APKDock Logo
Sampul Novel TOXIC

TOXIC

8.6 / 10.0
Sifat posesifnya yang ekstrem selalu kuanggap sebagai bukti cinta yang tulus. Namun, semua ilusi itu hancur saat aku menyadari bahwa diriku hanya dimanfaatkan demi ambisi pribadinya. Dia pria egois yang hanya mengejar kepuasan sendiri tanpa pernah memikirkan kehancuran perasaanku. Hubungan tanpa ketulusan ini terasa kian mencekik, hingga akhirnya aku tersadar bahwa sikap buruknya tidak boleh lagi ditoleransi. Aku harus melepaskan diri dari jerat toksik ini.

TOXIC Bab 1

#TOXIC

"Maaf nggak bisa, Yang. Aku lagi di lokasi proyek sama klien," tolakku halus pada Rey kekasihku.

"Ini kan jam istirahat, masa nggak boleh sih? Kerja kok ada istirahatnya, kayak kerja rodi aja," sergah Reynald di seberang sana.

"Ini kami lagi makan bareng, sama saja istirahat, kan?" jelasku kemudian.

"Kamu bilang lagi di proyek, kok malah makan-makan? Jangan-jangan kamu nggak lagi sama klien, tapi sama laki-laki lain!" bentak Rey.

"Nggak Yang, aku beneran lagi ada di proyek sama klien. Kebetulan di seberang jalan ada rumah makan, meetingnya lanjut di sana, sekalian makan. Aku juga nggak sendirian kok, ada Diani dan Pak Bos juga," paparku, berharap agar Rey mengerti posisiku saat ini.

Hhh... aku hanya bisa menarik nafas panjang lalu mengembuskannya pelan-pelan. Reynald selalu saja begitu, suka memaksakan kehendak, kalau tidak dituruti, dia menuduhku yang macam-macam.

Hari ini dia ngajak makan siang, tapi aku sedang ada meeting dengan klien. Jelas aku menolak ajakannya, tapi dia marah-marah tidak terima. Padahal setiap hari kami juga makan bareng.

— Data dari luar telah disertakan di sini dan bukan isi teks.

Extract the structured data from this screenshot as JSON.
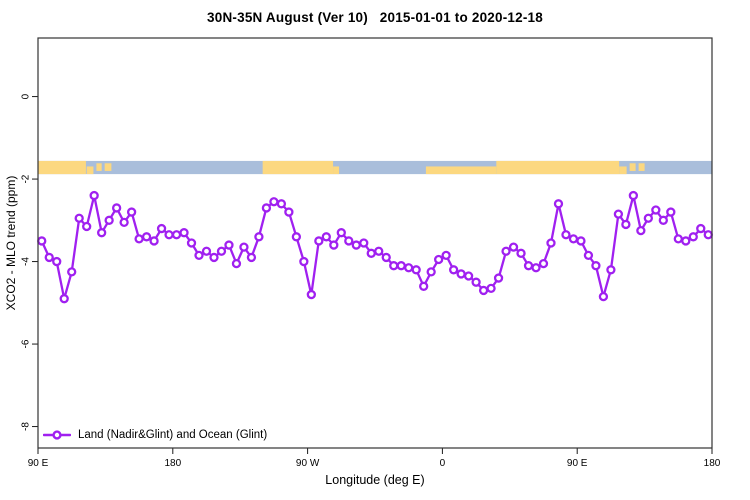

"Sudah ya, Yang. Aku nggak enak sama Pak Bos. Lagi meeting sama klien malah asik telfonan sama kamu," pungkasku, tanpa menunggu jawaban darinya, ku akhiri panggilan.

"Siapa? Rey lagi?" sinis Diani, dia yang baru keluar dari toilet menatapku tak bersahabat.

"Iya Di," jawabku singkat. Aku buru-buru memasukkan ponsel ke dalam tas.

"Sebenarnya pacarmu itu kerjaannya apa sih? Nggak pagi, nggak siang, nggak sore, nelfooon aja kerjanya!" lanjut Diani.

"Namanya juga sayang, wajarlah kalau ingin tahu pacarnya lagi apa," sahutku. Meski sebenarnya aku juga merasa tertampar dengan ucapan temanku itu.

"Sayang sih, sayang. Tapi nggak segitunya keles! Masa apa-apa harus laporan, sampai urusan kerja aja, diatur-atur sama dia," sinis Diani.

Bener juga kata Diani, Rey terlalu posesif, semua kegiatanku dipantaunya. Di mana, sedang apa, dengan siapa, semua harus se-pengetahuan-nya. Kadang aku merasa terkekang juga, tapi itu kuanggap sebagai bentuk perhatiannya padaku, meski sedikit berlebihan.

"Lah, malah bengong? Buruan! Tuh, bos sudah ngeliatin kamu dari tadi," sentak Diani, seraya melangkah meninggalkan aku.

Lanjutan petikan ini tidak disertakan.